Dec 13 2016 Comments 0

Internet search engine giants Google have announced that their offices and data centres will be powered completely by renewable means from next year. The company has signalled that the workplaces of all 60,000 of its staff across the globe will be 100% renewable from next year, providing a shining example for other businesses to follow.

Leading the way

In 2012, Google made the bold claim that it would be transitioning to all renewable energy sources imminently. True to its word, the company has been thriving in the renewable energy economy ever since and is already the biggest corporate buyer of renewables in the world, with 44% of its energy consumption being powered by solar and wind energy in 2015.

That year, Google purchased 5.7 terawatt hours (TWh) of renewable energy, which is not far off the 7.6TWh which all of the solar panels in the UK produce. In the event, the majority of this energy did not come from solar but wind power, since this represents the best return on investment in the renewable sector.

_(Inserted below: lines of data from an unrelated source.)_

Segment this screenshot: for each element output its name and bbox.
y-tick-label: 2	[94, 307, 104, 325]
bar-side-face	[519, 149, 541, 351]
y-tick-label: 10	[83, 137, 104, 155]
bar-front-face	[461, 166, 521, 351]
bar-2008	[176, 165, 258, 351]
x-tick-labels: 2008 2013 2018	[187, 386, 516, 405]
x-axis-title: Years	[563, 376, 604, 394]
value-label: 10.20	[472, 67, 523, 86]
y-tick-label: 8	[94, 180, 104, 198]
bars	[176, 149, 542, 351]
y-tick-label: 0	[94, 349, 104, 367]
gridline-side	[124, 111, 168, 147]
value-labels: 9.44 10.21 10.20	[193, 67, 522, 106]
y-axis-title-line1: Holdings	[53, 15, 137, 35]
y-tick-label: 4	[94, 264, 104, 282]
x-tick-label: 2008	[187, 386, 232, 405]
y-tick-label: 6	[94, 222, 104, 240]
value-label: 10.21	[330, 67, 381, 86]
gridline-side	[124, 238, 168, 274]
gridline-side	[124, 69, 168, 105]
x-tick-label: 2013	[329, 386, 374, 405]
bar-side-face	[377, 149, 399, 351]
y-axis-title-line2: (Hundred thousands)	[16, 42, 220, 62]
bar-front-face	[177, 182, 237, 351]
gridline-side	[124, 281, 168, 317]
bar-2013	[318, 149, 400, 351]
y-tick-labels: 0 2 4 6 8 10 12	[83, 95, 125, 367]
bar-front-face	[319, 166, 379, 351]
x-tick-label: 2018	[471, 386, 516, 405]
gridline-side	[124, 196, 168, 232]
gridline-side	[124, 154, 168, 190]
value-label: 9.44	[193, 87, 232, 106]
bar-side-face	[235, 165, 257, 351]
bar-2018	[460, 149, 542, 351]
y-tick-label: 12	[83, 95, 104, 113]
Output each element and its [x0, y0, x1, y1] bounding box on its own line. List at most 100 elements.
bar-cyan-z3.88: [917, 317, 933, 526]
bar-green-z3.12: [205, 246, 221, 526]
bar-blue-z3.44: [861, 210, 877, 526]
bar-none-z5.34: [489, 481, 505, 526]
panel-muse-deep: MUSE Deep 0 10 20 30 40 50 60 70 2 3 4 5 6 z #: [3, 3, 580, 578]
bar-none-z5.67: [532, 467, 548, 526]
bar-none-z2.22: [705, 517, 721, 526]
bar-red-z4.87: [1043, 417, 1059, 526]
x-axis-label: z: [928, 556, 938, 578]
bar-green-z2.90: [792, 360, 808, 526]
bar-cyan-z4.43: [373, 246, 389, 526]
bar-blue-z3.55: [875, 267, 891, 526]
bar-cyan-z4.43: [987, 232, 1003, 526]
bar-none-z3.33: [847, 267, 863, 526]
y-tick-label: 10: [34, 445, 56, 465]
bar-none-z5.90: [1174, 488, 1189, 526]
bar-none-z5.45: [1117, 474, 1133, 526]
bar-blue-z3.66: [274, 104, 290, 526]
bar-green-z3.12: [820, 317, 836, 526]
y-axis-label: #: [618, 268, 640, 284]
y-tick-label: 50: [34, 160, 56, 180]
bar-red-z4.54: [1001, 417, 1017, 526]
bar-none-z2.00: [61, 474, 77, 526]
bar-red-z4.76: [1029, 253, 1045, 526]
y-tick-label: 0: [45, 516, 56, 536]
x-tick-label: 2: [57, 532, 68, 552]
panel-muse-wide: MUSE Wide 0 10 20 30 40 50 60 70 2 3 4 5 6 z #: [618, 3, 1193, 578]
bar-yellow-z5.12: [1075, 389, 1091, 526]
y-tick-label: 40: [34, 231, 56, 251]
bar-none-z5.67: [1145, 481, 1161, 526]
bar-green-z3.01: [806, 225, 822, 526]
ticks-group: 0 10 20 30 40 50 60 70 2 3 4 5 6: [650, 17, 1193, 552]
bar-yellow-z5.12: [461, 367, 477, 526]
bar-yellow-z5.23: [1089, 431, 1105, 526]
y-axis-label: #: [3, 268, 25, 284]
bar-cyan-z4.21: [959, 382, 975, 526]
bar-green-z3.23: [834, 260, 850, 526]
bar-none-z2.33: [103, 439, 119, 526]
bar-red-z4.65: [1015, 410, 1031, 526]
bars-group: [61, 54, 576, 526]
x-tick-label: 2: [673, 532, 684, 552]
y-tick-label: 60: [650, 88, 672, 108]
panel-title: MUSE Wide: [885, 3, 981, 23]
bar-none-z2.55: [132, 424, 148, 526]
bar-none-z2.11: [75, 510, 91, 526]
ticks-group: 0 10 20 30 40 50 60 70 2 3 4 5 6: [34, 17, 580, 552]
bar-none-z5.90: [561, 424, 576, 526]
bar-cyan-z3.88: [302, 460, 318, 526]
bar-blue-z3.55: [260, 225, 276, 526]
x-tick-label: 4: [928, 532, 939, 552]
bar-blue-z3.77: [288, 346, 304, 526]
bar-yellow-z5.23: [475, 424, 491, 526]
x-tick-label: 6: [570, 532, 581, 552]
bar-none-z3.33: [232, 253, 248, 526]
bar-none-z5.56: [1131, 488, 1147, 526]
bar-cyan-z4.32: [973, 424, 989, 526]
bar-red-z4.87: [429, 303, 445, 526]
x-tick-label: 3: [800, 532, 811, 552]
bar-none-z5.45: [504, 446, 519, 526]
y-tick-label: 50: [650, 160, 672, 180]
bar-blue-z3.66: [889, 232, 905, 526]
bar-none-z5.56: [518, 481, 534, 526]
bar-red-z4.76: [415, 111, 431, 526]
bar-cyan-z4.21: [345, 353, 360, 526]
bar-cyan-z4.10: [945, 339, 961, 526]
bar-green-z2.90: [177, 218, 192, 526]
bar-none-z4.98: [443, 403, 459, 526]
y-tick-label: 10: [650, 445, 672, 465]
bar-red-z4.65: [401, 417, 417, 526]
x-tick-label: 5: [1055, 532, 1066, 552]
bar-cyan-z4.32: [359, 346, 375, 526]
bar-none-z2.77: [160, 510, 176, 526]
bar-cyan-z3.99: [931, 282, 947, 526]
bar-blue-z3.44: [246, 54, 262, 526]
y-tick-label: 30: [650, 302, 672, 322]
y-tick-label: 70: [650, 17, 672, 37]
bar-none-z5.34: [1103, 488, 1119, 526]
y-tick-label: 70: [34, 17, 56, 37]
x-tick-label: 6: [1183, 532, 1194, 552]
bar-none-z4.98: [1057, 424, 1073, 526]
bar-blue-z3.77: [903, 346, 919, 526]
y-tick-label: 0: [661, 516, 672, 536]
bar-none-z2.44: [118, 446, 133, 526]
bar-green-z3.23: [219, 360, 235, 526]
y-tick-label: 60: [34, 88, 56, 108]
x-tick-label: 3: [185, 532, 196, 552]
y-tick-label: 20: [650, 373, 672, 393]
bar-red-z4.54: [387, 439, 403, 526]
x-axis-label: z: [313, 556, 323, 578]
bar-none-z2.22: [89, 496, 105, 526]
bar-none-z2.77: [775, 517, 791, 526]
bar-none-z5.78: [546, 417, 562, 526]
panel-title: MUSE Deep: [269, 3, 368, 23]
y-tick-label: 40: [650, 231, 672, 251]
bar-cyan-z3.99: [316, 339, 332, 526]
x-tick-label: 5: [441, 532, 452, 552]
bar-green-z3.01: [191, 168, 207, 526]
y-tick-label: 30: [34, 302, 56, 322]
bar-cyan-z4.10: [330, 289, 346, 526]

Now it’s aiming to go 100% renewable by snapping up further contracts with wind and solar farms, as well as branching out into other technologies such as nuclear, biomass and hydro. Though solar and wind have proven to be cheaper up until this point, they are also intermittent and somewhat unreliable – on overcast or calm days, the energy output drops off.

“Not averse to nuclear”

In a bid to sustain their all-renewable energy capacity and reduce their carbon footprint, Google have indicated they will consider forms of energy generation which are not as unreliable as wind and solar, but which remain sustainable and eco-friendly.

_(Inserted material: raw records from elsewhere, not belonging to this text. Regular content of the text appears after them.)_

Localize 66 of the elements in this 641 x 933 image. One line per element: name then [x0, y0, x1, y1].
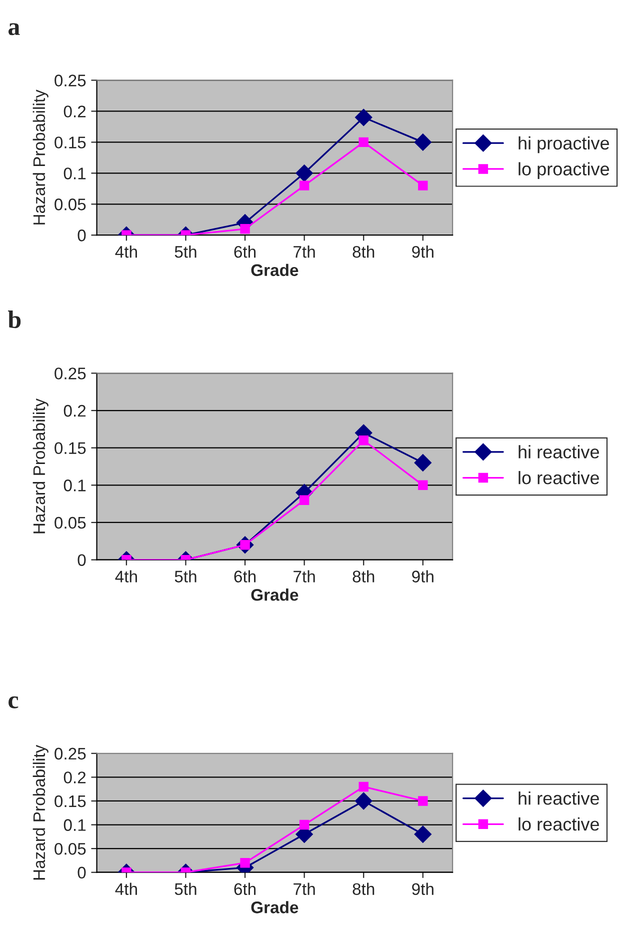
x-tick-label: 4th: [115, 570, 137, 582]
y-axis-title: Hazard Probability: [32, 744, 48, 880]
point: [299, 820, 310, 830]
point: [414, 134, 432, 151]
x-tick-label: 4th: [115, 882, 137, 895]
x-tick-label: 8th: [352, 246, 374, 258]
point: [299, 180, 310, 190]
point: [418, 796, 428, 806]
y-axis-title: Hazard Probability: [32, 398, 48, 534]
point: [358, 782, 368, 792]
y-tick-label: 0: [78, 554, 86, 566]
y-tick-label: 0.15: [54, 136, 86, 148]
x-tick-label: 7th: [294, 882, 315, 895]
y-tick-label: 0.1: [64, 819, 86, 831]
y-tick-label: 0.05: [54, 198, 86, 210]
point: [355, 108, 372, 126]
y-tick-label: 0.15: [54, 795, 86, 808]
point: [299, 495, 310, 505]
chart-title: c: [8, 696, 18, 708]
x-tick-label: 9th: [412, 570, 434, 582]
x-axis-title: Grade: [251, 588, 298, 601]
y-tick-label: 0.2: [64, 772, 86, 784]
x-tick-label: 9th: [412, 882, 434, 896]
y-tick-label: 0.1: [64, 168, 86, 180]
x-axis-title: Grade: [251, 264, 298, 276]
y-tick-label: 0.15: [54, 442, 86, 454]
legend-label: hi reactive: [518, 792, 599, 805]
y-tick-label: 0.25: [54, 74, 86, 86]
x-tick-label: 5th: [174, 246, 196, 258]
point: [296, 164, 313, 182]
y-axis-title: Hazard Probability: [32, 90, 48, 224]
x-axis-title: Grade: [251, 901, 298, 914]
y-tick-label: 0.2: [64, 106, 86, 118]
point: [358, 436, 368, 446]
y-tick-label: 0.2: [64, 404, 86, 417]
chart-title: b: [8, 310, 21, 328]
legend-label: lo reactive: [518, 817, 599, 831]
y-tick-label: 0.25: [54, 368, 86, 380]
y-tick-label: 0.05: [54, 516, 86, 529]
legend-label: hi proactive: [518, 136, 610, 154]
x-tick-label: 5th: [174, 882, 196, 896]
point: [414, 454, 432, 472]
chart-title: a: [8, 23, 20, 36]
point: [418, 480, 428, 490]
y-tick-label: 0: [78, 866, 86, 879]
x-tick-label: 8th: [352, 570, 374, 582]
x-tick-label: 6th: [234, 882, 256, 896]
x-tick-label: 6th: [234, 246, 256, 258]
x-tick-label: 7th: [294, 246, 315, 258]
x-tick-label: 4th: [115, 246, 137, 258]
legend-label: lo proactive: [518, 162, 610, 180]
y-tick-label: 0.1: [64, 480, 86, 492]
x-tick-label: 7th: [294, 570, 315, 582]
y-tick-label: 0: [78, 230, 86, 242]
x-tick-label: 9th: [412, 246, 434, 258]
point: [418, 180, 428, 190]
point: [355, 792, 372, 810]
point: [358, 137, 368, 148]
x-tick-label: 5th: [174, 570, 196, 582]
y-tick-label: 0.05: [54, 842, 86, 855]
legend-label: hi reactive: [518, 445, 599, 458]
x-tick-label: 8th: [352, 882, 374, 896]
legend-label: lo reactive: [518, 471, 599, 484]
point: [414, 826, 432, 843]
y-tick-label: 0.25: [54, 748, 86, 760]
x-tick-label: 6th: [234, 570, 256, 582]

“We want to do contracts with forms of renewable power that are more baseload-like, so low-impact hydro; it could be biomass if the fuel source is sustainable, it could be nuclear, God forbid, we’re not averse,” explained Marc Oman, lead energy officer at Google EU. “We’re looking at all forms of low-carbon generation.”

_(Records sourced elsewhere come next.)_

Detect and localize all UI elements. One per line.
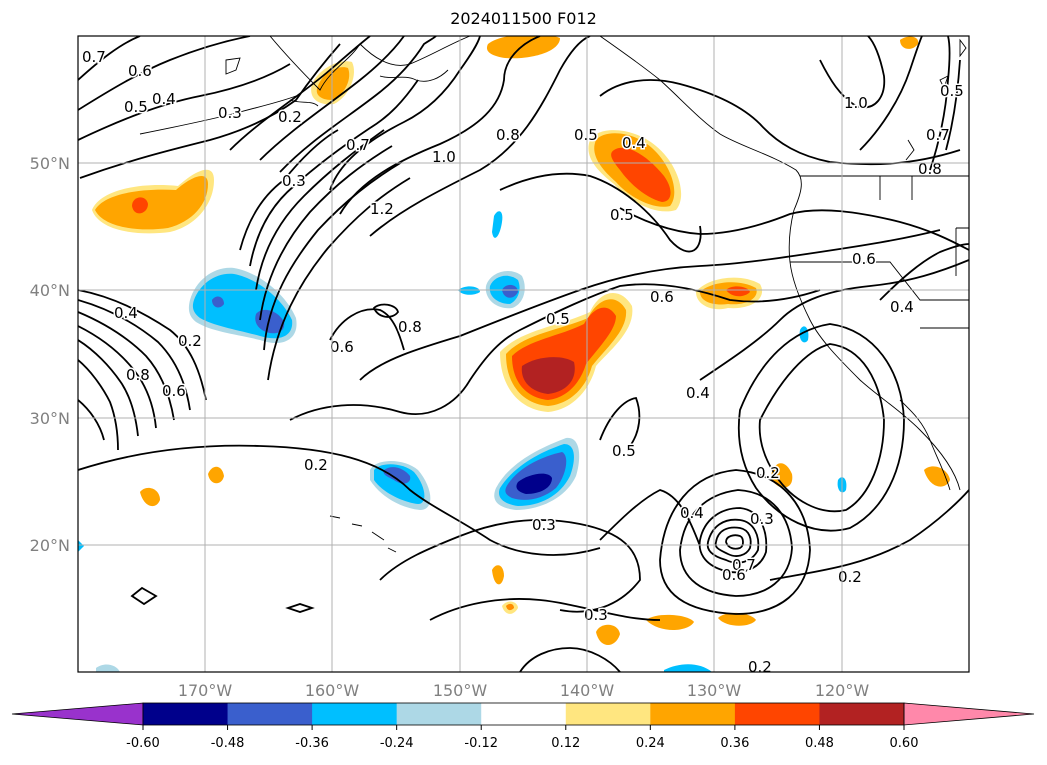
contour-label: 0.7	[926, 126, 950, 144]
contour-label: 0.6	[722, 566, 746, 584]
colorbar-segment	[312, 703, 398, 725]
colorbar-tick-label: 0.48	[805, 736, 834, 751]
contour-label: 0.4	[622, 134, 646, 152]
colorbar: -0.60 -0.48 -0.36 -0.24 -0.12 0.12 0.24 0.36 0.4…	[11, 702, 1035, 751]
contour-label: 0.7	[346, 136, 370, 154]
colorbar-tick-label: -0.60	[126, 736, 160, 751]
colorbar-extend-high	[903, 702, 1035, 726]
contour-label: 0.8	[398, 318, 422, 336]
contour-label: 0.2	[304, 456, 328, 474]
contour-label: 0.4	[890, 298, 914, 316]
colorbar-extend-low	[11, 702, 144, 726]
lon-label: 150°W	[433, 681, 488, 700]
colorbar-segment	[143, 703, 229, 725]
lat-label: 30°N	[30, 409, 70, 428]
colorbar-tick-label: 0.12	[551, 736, 580, 751]
colorbar-segment	[396, 703, 482, 725]
colorbar-tick-label: -0.12	[464, 736, 498, 751]
contour-label: 0.7	[82, 48, 106, 66]
colorbar-segment	[819, 703, 905, 725]
contour-label: 0.6	[128, 62, 152, 80]
contour-label: 0.5	[546, 310, 570, 328]
longitude-labels: 170°W 160°W 150°W 140°W 130°W 120°W	[178, 681, 870, 700]
lon-label: 140°W	[560, 681, 615, 700]
contour-label: 0.3	[750, 510, 774, 528]
contour-label: 0.5	[612, 442, 636, 460]
contour-label: 0.3	[532, 516, 556, 534]
contour-label: 0.6	[852, 250, 876, 268]
map-title: 2024011500 F012	[450, 9, 597, 28]
lon-label: 160°W	[305, 681, 360, 700]
colorbar-tick-label: 0.24	[636, 736, 665, 751]
contour-label: 0.6	[650, 288, 674, 306]
colorbar-frame	[142, 702, 905, 726]
contour-label: 0.6	[162, 382, 186, 400]
contour-label: 0.5	[610, 206, 634, 224]
graticule	[78, 36, 969, 672]
latitude-labels: 50°N 40°N 30°N 20°N	[30, 154, 70, 555]
lon-label: 130°W	[687, 681, 742, 700]
contour-lines	[78, 36, 969, 672]
contour-label: 0.2	[748, 658, 772, 676]
contour-label: 0.2	[278, 108, 302, 126]
lat-label: 40°N	[30, 281, 70, 300]
contour-label: 0.8	[496, 126, 520, 144]
colorbar-segment	[734, 703, 820, 725]
contour-label: 0.5	[574, 126, 598, 144]
contour-label: 0.2	[178, 332, 202, 350]
colorbar-tick-label: -0.24	[380, 736, 414, 751]
contour-label: 0.5	[124, 98, 148, 116]
colorbar-segment	[227, 703, 313, 725]
colorbar-segment	[481, 703, 567, 725]
contour-label: 0.3	[584, 606, 608, 624]
contour-label: 0.4	[152, 90, 176, 108]
lon-label: 170°W	[178, 681, 233, 700]
contour-label: 0.8	[918, 160, 942, 178]
contour-label: 0.2	[838, 568, 862, 586]
lon-label: 120°W	[815, 681, 870, 700]
contour-label: 1.0	[844, 94, 868, 112]
colorbar-segment	[650, 703, 736, 725]
contour-labels: 0.7 0.6 0.5 0.4 0.3 0.2 0.3 0.7 1.2 1.0 …	[81, 47, 966, 676]
colorbar-segment	[565, 703, 651, 725]
contour-label: 0.6	[330, 338, 354, 356]
contour-label: 0.4	[680, 504, 704, 522]
colorbar-tick-label: -0.36	[295, 736, 329, 751]
contour-label: 1.0	[432, 148, 456, 166]
contour-label: 0.5	[940, 82, 964, 100]
contour-label: 0.2	[756, 464, 780, 482]
contour-label: 0.3	[218, 104, 242, 122]
positive-shading	[92, 36, 950, 645]
contour-label: 0.4	[686, 384, 710, 402]
lat-label: 50°N	[30, 154, 70, 173]
lat-label: 20°N	[30, 536, 70, 555]
map-frame	[77, 35, 970, 673]
contour-label: 0.4	[114, 304, 138, 322]
contour-label: 0.3	[282, 172, 306, 190]
contour-label: 1.2	[370, 200, 394, 218]
contour-label: 0.7	[732, 556, 756, 574]
contour-label: 0.8	[126, 366, 150, 384]
colorbar-tick-label: -0.48	[211, 736, 245, 751]
colorbar-tick-label: 0.60	[890, 736, 919, 751]
colorbar-tick-label: 0.36	[720, 736, 749, 751]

However, he did confide that there remained concerns over the safety of nuclear, as well as its cost-effectiveness in comparison to other forms of renewable energy.

“We don’t want to rule out signing a nuclear contract if it meets our goals of low price, safety, additionality and in a sufficiently close grid, we don’t want to rule that out, but today we can’t positively say there are nuclear projects out there that meet this criteria,” he added.

Tech companies should follow suit

The explosion of the cybercentric world and huge advances in technology mean that tech companies are now responsible for 2% of all greenhouse gas (GhG) emissions across the planet, which is comparable to those expelled by aeroplanes.

As such, Google’s decision to go 100% renewable has been seen as leading by example from commentators and environmentalists, who believe that other big online entities should follow suit.

“By transitioning global operations to run entirely on renewable energy, Google is charting a course for other corporations, institutions, cities and communities to take bold action that will create jobs, save money, and protect families from dangerous fossil fuel pollution,” said Jodie van Horn, an environmental campaigner for the Sierra Club.